"He
sha'n't. I won't let him!"
Steve Packard, riding into Red Creek, met Terry coming out. She was
just starting, her car gathering speed; seeing him she drew down
abruptly.
"I left him at the store," she added breathlessly. "He is sick. They
are friends there; they'll take care of him. He knows you are coming;
he has promised to do business with you and shut Blenham out of the
running. You are to hurry before Blenham gets there--he's across the
street at the saloon already. After his money, I guess; next thing,
unless you block his play, he'll be standing over poor old dad's bed,
bullyragging him.
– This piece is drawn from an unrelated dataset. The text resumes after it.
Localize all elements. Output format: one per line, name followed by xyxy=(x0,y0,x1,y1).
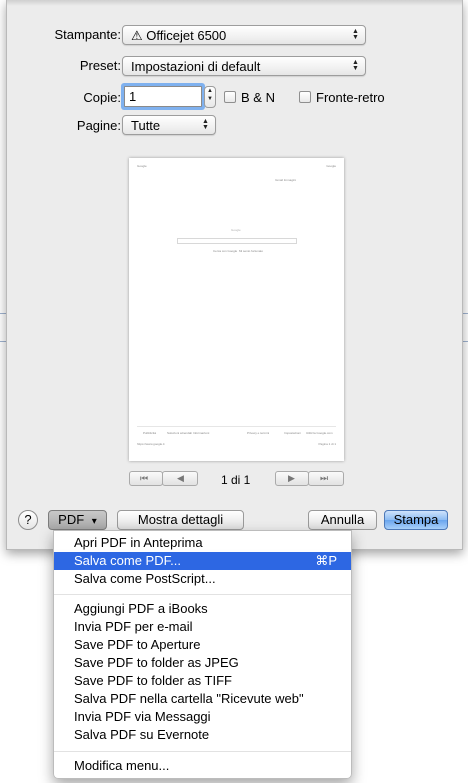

Come alive, Steve Packard, and beat him to it."
And with the last words she had started her car, after Terry's way of
starting anything, with a leap. Steve reined in after her, urging his
horse to a gallop for the first time, calling out sharply:
"But you--where are you going? Why----"
"After Doctor Bridges," Terry called back. "The fool is over at your
old thief of a grandfather's, playing chess! The telephone won't----"
He could merely speculate as to just what the telephone would not do.
Terry was gone, was already at the fork of the roads, turning
northward, hasting alone on a forty-mile drive over lonely roads and
into the very lair of the old mountain-lion himself. Steve whistled
softly.
"I wish she had invited me to go along," he grunted.